Quest’anno sancisce quindi un ritorno in grande stile per Dente; lui, da parte sua si sdebita con Invece tu, come quando nella notte degli Oscar con la statuetta in mano ringrazi tutti (voglio immaginarlo così); il singolo è il collegamento spazio-temporale col passato, uno stargate che ci immette in un’altra dimensione.
L’almanacco del giorno prima risuona come un bel disco italiano (nel senso più stretto del termine): sembra illuminato da una luce tricolore, sembra un classicone che non sarà dimenticato, facile da intonare e riconoscibile, musicalmente perfetto anche grazie alle collaborazione di Tommaso Colliva che ha curato i suoni, di Enrico Gabrielli che si è occupato dei fiati e di Gianluca Gambini alle percussioni.

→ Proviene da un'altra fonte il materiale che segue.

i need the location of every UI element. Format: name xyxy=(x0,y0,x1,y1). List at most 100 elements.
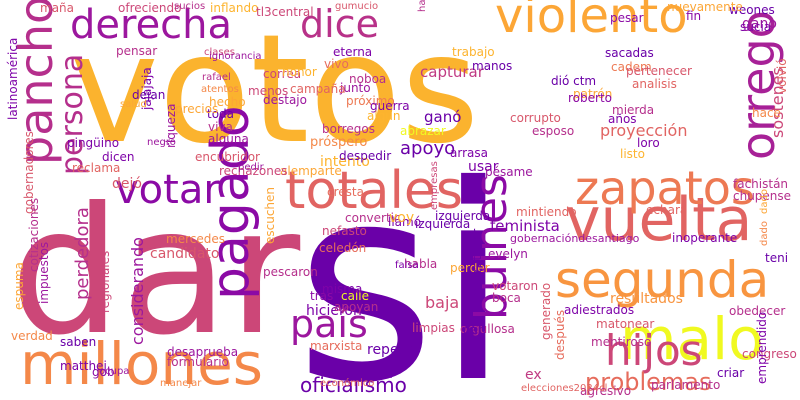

L'album si apre potentemente con Chiuso dall’interno, un pezzo che musicalmente suona come le care e mai vecchie hit dei vari Dalla o Battisti; vi troviamo un Dente in bilico tra il tutto e l’opposto di niente, a cui non resta che svendere quell’inutile bandiera bianca e di sigillare il coraggio con l’inchiostro tra le pagine di un qualunque quaderno.
Enrico Gabrielli aiuta a rendere ancora più sorprendente Miracoli, una brevissima perla incastonata tra i dodici pezzi. Paurosamente vintage è Fatti viva: sembra sbucare fuori da un cassettone impolverato, intrisa di quella carica capace di far muovere le molecole di tutti i corpi, stretti guancia a guancia; potrebbe essere la colonna sonora dell’amore dei nostri nonni. Un brano sofferto ed ironico, un tema scontato come la fine di un amore, diviene una splendida poesia ("Adesso ucciderei /Per un po’ del tuo silenzio/E per non odiare il mio/Non so cosa darei"): tutto merito dell’estro mai scontato Giuseppe Peveri.
Ne ha fatta di strada da quando era solo un ragazzetto di Fidenza (nel 2006 usciva il suo primo album Anice in bocca); adesso è il tempo delle riflessioni e la spensieratezza con un nuvolone nero lascia il posto all’amarezza e alla nostalgia. Dente ha la maturità per guardarsi indietro e lo fa in Al Manakh, la pseudotitletrack che voglio immaginare in arabo significhi qualcosa; per il nostro Cantautore indica lo scorrere inarrestabile del tempo.
Un fiore sulla luna e Coniugati passeggiare poco si staccano dal passato di Dente: la prima più cupa, musicalmente assai veloce, è una sorta di vortice fatto di note e di ossimori; la seconda - non meno malinconica della precedente - è musicalmente più limpida, per dirla alla Graziani è una canzone triste triste triste. Con Dente gli anni ‘60 non sono mai stati così vicini: così avulso dalla nostra non piacevole epoca, ci ha fatto un dono, uno specchietto retrovisore che restituisce immagine in bianco e nero, scenari semplici e poco tecnologici; un tempo bastava guardare il cielo per capire cosa avrebbe riservato il futuro, e per Dente quel cielo è il passato, uno strano strumento per conoscere il domani.
L’album risulta compatto e coerente con se stesso e con quello che è stato il trascorso di Dente, di cui è la chiara evoluzione: il “vecchio-nuovo” che si fa largo nel presente. Anche la durata è perfetta: in poco più di 35 minuti scorrono dodici tracce, un concept le lega: con brani intimi e contemporaneamente di tutti, storie semplici che si alternano ad altre più complesse, L’almanacco del giorno prima è di tutti.